Japan has pledged to help strengthen Sri Lanka’s maritime security, authorities said yesterday, in a new sign of efforts to counter China’s strategic grip on the Indian Ocean island. President Maithripala Sirisena thanked Japan’s Defence Minister Itsunori Onodera for donating two coast guard patrol craft costing over $11mn in total, his office said in a statement after talks in Colombo.
“Attention has been drawn to further strengthening maritime security co-operation between Japan and Sri Lanka,” the statement said. The visit came a week after the US State Department gave $39mn to strengthen the island’s naval capabilities.

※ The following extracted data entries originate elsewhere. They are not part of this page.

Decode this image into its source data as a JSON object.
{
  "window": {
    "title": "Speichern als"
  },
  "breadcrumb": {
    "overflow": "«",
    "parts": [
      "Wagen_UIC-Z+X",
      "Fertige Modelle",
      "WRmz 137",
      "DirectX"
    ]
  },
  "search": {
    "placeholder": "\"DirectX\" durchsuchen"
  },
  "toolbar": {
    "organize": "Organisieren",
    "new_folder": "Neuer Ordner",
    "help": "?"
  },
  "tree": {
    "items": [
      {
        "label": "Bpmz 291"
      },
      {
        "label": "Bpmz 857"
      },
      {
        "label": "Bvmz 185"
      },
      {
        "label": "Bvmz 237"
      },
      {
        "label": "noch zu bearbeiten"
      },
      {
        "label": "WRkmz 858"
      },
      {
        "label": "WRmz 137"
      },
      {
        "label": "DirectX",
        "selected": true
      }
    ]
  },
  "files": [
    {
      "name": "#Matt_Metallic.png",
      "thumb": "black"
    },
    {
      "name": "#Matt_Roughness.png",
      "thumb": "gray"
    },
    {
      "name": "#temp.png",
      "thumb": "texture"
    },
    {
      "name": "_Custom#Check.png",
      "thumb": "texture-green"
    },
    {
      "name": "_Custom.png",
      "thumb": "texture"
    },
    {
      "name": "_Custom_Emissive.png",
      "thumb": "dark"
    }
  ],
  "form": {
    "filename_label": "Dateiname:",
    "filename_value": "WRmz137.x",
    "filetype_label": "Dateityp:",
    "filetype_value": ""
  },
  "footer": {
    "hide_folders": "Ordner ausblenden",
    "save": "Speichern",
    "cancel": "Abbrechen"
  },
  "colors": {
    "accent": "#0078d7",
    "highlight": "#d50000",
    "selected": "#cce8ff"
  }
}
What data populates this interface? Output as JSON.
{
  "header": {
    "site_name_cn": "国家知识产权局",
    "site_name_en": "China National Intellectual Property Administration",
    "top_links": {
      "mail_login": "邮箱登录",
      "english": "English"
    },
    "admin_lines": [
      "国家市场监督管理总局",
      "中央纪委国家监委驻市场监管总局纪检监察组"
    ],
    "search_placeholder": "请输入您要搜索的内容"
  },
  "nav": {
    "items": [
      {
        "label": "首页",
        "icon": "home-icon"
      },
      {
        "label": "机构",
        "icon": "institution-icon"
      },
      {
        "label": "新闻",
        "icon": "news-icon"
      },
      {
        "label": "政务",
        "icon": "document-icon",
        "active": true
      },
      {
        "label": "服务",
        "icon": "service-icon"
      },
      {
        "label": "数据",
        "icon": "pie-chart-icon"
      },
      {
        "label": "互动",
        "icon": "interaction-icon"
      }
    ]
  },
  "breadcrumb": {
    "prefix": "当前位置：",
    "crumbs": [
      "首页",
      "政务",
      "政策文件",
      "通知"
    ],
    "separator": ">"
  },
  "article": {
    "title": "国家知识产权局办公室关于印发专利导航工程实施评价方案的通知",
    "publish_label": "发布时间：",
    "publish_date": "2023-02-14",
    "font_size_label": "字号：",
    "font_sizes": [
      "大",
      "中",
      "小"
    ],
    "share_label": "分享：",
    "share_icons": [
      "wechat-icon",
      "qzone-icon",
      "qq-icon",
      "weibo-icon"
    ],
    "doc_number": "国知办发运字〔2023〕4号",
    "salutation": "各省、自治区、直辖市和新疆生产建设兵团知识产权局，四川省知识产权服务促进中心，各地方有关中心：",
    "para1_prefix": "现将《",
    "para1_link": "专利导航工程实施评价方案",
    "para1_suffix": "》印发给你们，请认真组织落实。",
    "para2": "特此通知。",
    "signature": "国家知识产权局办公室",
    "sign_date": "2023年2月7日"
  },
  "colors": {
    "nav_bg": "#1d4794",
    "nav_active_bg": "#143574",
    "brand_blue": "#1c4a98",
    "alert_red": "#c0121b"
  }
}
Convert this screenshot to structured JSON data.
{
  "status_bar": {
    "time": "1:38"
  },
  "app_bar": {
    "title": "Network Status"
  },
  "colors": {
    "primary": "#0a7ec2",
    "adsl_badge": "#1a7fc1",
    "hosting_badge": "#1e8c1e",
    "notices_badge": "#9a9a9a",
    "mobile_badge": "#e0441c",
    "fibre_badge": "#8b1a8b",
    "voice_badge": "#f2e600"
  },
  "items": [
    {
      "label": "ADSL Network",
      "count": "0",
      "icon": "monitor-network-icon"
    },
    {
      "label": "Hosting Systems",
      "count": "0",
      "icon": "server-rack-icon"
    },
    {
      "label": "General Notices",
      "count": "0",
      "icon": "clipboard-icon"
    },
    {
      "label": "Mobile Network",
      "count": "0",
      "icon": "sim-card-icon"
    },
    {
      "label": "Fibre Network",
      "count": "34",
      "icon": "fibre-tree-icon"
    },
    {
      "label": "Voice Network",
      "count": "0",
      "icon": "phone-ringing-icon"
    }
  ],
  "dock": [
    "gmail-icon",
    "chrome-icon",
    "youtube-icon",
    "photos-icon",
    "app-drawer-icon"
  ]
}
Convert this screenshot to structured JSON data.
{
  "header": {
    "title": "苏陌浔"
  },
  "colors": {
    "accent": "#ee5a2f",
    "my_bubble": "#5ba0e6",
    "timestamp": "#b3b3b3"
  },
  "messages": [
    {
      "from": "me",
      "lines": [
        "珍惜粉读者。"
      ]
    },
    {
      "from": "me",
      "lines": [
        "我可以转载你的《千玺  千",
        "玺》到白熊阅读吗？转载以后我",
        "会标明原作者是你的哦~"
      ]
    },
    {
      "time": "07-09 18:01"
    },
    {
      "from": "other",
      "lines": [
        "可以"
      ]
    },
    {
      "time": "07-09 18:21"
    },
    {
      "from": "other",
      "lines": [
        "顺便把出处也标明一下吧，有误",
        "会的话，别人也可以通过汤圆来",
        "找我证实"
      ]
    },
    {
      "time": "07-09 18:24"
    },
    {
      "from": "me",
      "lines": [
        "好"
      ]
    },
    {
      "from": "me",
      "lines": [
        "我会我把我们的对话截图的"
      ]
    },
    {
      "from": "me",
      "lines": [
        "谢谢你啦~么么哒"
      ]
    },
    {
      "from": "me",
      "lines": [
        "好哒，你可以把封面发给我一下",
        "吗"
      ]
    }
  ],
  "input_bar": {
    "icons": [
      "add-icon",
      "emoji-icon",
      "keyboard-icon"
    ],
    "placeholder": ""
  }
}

Sirisena said he was happy that Onodera, the first Japanese defence minister to visit, was travelling to two strategic ports on the island.
Onodera will visit Hambantota, which Colombo in December 2017 leased to a Chinese state-owned company for 99 years.
The government said it was forced to lease the port for $1.1bn because it could not service loans from Beijing to build the white-elephant facility agreed by former president Mahinda Rajapakse. Hambantota, 230km from Colombo, straddles the world’s busiest east-west shipping route and gives China a foothold in a region long dominated by India.
The Japanese minister will also visit Trincomalee, a natural harbour that was the target of Japanese bombing during World War II. China has edged out Japan as a key funder of ports and other projects in the island in recent years. Sri Lanka has become a key link in its ambitious “Belt and Road” international infrastructure initiative. China has also vowed to keep providing financial help to Sri Lanka. The International Monetary Fund, which bailed out Sri Lanka in 2016 with a $1.5bn loan, has warned Colombo over its debt.
Japanese Defence Minister Itsunori Onodera (left) and Sri Lankan Prime Minister Ranil Wickremesinghe shake hands during a meeting in Colombo yesterday.